Harry Nilsson’s Grammy award winning song has been stuck in my head all day. I actually met Harry Nilsson years ago when I managed a restaurant in Southern California called Severino’s. Nilsson’s sister and her partner Severino Surace owned the place. Nilsson decided to make a surprise visit to his sister and walked into the restaurant one busy Saturday night. He bypassed the Maitre D’, walked into the bar and started playing the piano. I didn’t recognize him, so I did what any attentive restaurant manager would do; I officiously insisted that a Grammy award winning singer/songwriter get up from the piano and stop disturbing the other patrons. In my defense he wasn’t exactly dressed for a night out at a high-end Italian restaurant. Luckily, Severino intervened before it turned into an argument by walking up to us and giving Harry Nilsson a big bear hug. Severino introduced me to Harry, after which I made some sort of lame apology and beat a hasty retreat to the kitchen.

As I told the story of my Harry Nilsson encounter to a few of my colleagues, I recognized that I had acted out the song title by “talking at” Nilsson. Now that I can’t shake the song, I find myself thinking a lot about the prevalence of “talking at” as opposed to, for example, “talking with.” When we have a responsibility, work to do and we need the cooperation of others to get it done, influence generally looks like “talking at.” The police officer says, “move along.” The clerk says, “next!” Even a request for information can feel like you’re being talked at, like when a bureaucratic agent at a call center asks with a blend of tyranny and boredom, “name and account number?”

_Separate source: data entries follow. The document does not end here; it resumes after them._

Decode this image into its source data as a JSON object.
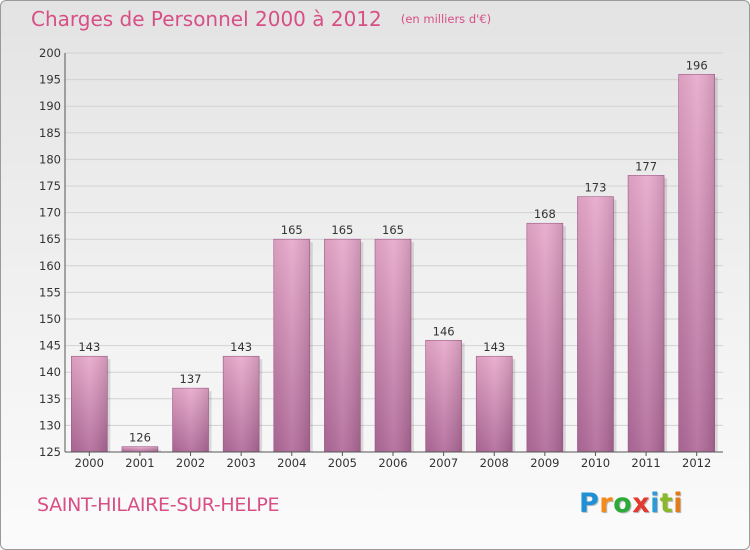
{
  "header": {
    "title": "Charges de Personnel 2000 à 2012",
    "subtitle": "(en milliers d'€)"
  },
  "footer": {
    "commune": "SAINT-HILAIRE-SUR-HELPE",
    "logo": [
      "P",
      "r",
      "o",
      "x",
      "i",
      "t",
      "i"
    ],
    "logo_colors": [
      "#1f8fd6",
      "#f28a1d",
      "#2eaa3a",
      "#e23a2f",
      "#2e9bd6",
      "#8ab82a",
      "#e07c1c"
    ]
  },
  "chart_data": {
    "type": "bar",
    "title": "Charges de Personnel 2000 à 2012",
    "subtitle": "(en milliers d'€)",
    "categories": [
      "2000",
      "2001",
      "2002",
      "2003",
      "2004",
      "2005",
      "2006",
      "2007",
      "2008",
      "2009",
      "2010",
      "2011",
      "2012"
    ],
    "values": [
      143,
      126,
      137,
      143,
      165,
      165,
      165,
      146,
      143,
      168,
      173,
      177,
      196
    ],
    "ylim": [
      125,
      200
    ],
    "yticks": [
      125,
      130,
      135,
      140,
      145,
      150,
      155,
      160,
      165,
      170,
      175,
      180,
      185,
      190,
      195,
      200
    ],
    "grid": true,
    "bar_color": "#d87fb0",
    "bar_color_light": "#e8a9cb",
    "bar_color_dark": "#b06a99"
  }
}
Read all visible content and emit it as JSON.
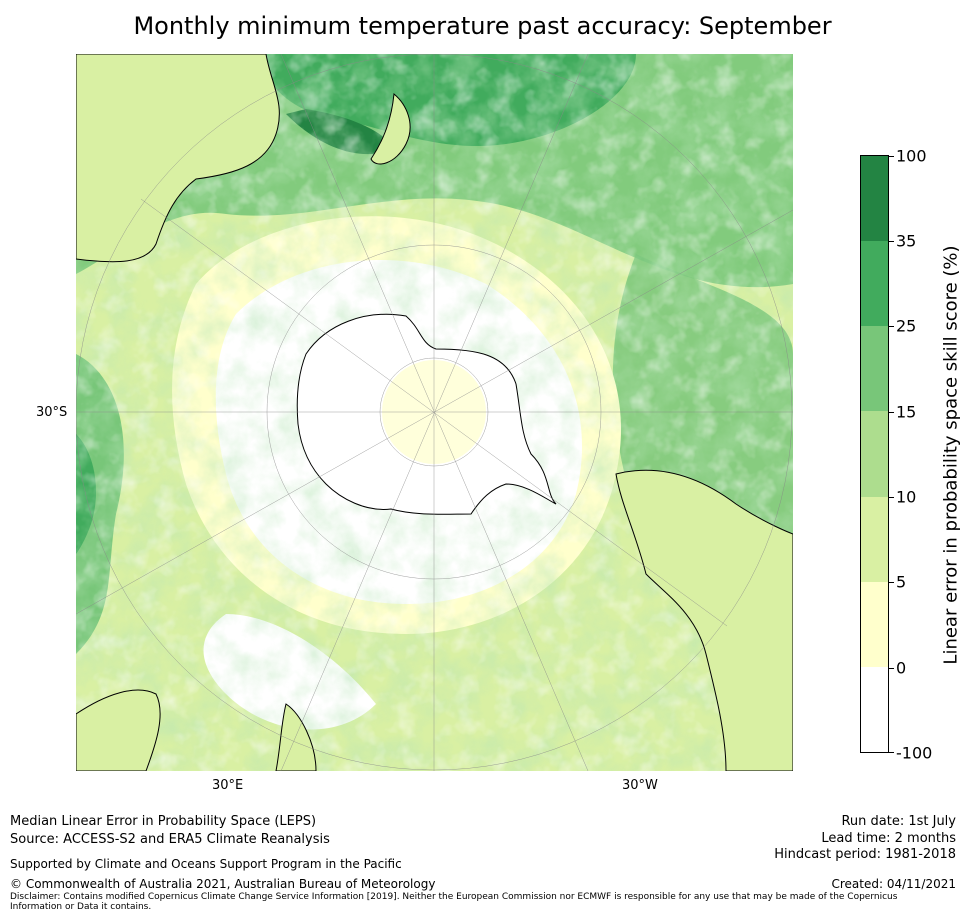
{
  "title": "Monthly minimum temperature past accuracy: September",
  "map": {
    "projection": "south-polar stereographic",
    "tick_labels": {
      "left": "30°S",
      "bottom_left": "30°E",
      "bottom_right": "30°W"
    },
    "colors": {
      "land_outline": "#000000",
      "graticule": "#888888"
    }
  },
  "colorbar": {
    "label": "Linear error in probability space skill score (%)",
    "ticks": [
      "100",
      "35",
      "25",
      "15",
      "10",
      "5",
      "0",
      "-100"
    ],
    "bins": [
      {
        "from": -100,
        "to": 0,
        "color": "#ffffff"
      },
      {
        "from": 0,
        "to": 5,
        "color": "#ffffcc"
      },
      {
        "from": 5,
        "to": 10,
        "color": "#d9f0a3"
      },
      {
        "from": 10,
        "to": 15,
        "color": "#addd8e"
      },
      {
        "from": 15,
        "to": 25,
        "color": "#78c679"
      },
      {
        "from": 25,
        "to": 35,
        "color": "#41ab5d"
      },
      {
        "from": 35,
        "to": 100,
        "color": "#238443"
      }
    ]
  },
  "footer": {
    "line1": "Median Linear Error in Probability Space (LEPS)",
    "line2": "Source: ACCESS-S2 and ERA5 Climate Reanalysis",
    "supported": "Supported by Climate and Oceans Support Program in the Pacific",
    "copyright": "© Commonwealth of Australia 2021, Australian Bureau of Meteorology",
    "disclaimer": "Disclaimer: Contains modified Copernicus Climate Change Service Information [2019]. Neither the European Commission nor ECMWF is responsible for any use that may be made of the Copernicus Information or Data it contains.",
    "run_date": "Run date: 1st July",
    "lead_time": "Lead time: 2 months",
    "hindcast": "Hindcast period: 1981-2018",
    "created": "Created: 04/11/2021"
  }
}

The meeting rooms of our organizations have become arenas for talking at. Meeting participants take turns expressing important ideas in a bulleted list hoping to influence, inspire and/or inform. Recall something you heard that you found influential, informative or inspiring. My guess is that you are recalling a narrative or image not a list. We are wired to take in narrative. Narrative involves us, whereas a list on a slide highlights the separation between the presenter and those being presented to. In a recent letter to shareholders, Jeff Bezos reiterated his prohibition against presenting ideas in the form of bullet points. “We don’t do PowerPoint (or any other slide-oriented) presentations at Amazon.”

If you’re not ready to ban PowerPoint at your meetings, you could make one small change that will switch the level of involvement you get when you present.

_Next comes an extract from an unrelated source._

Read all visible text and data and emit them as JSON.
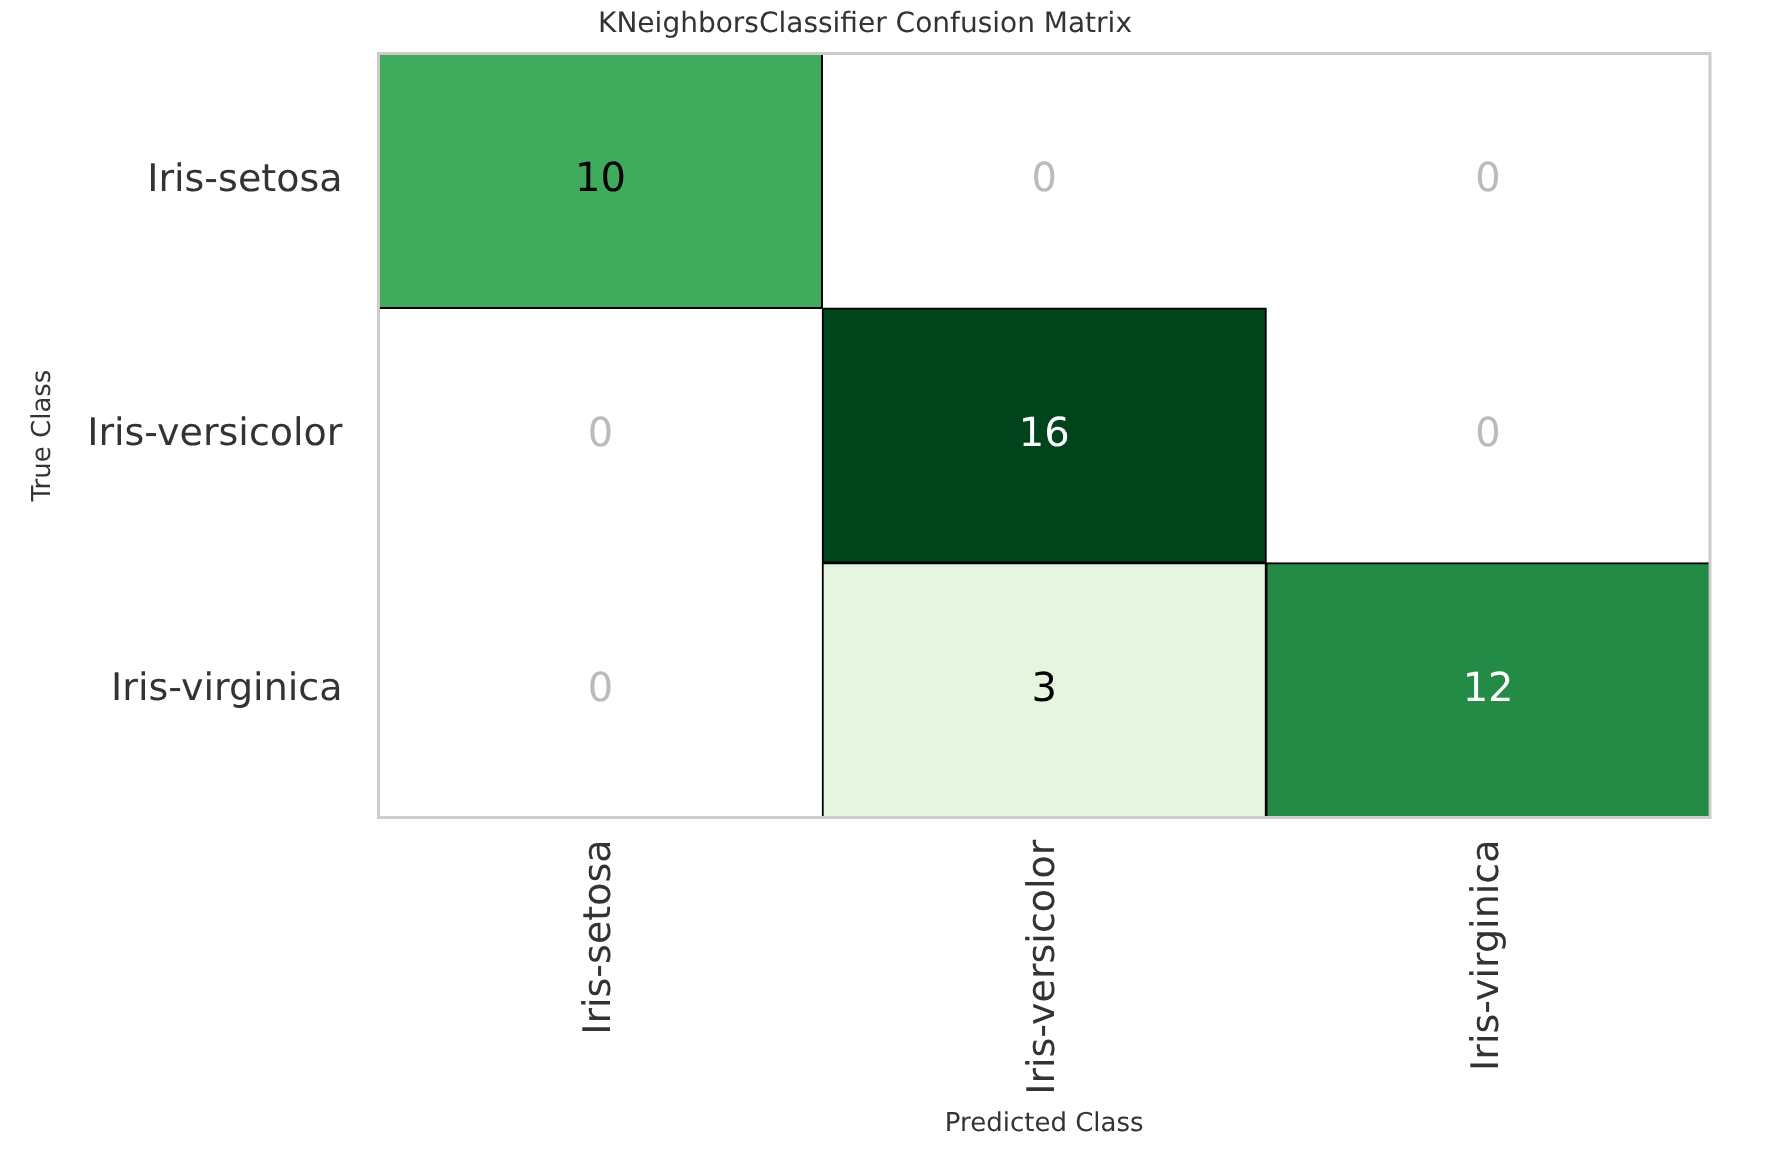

Next time you have to make a presentation to people whose cooperation or approval you need, consider starting with the question, “What will you be listening for?”

Depending on the number of people in the meeting, you can hear each person’s answer or have them talk it over in small groups and then request a few responses. Giving people the opportunity to tell you what they need to hear not only helps you shape your presentation, it also creates an atmosphere of shared responsibility in the room.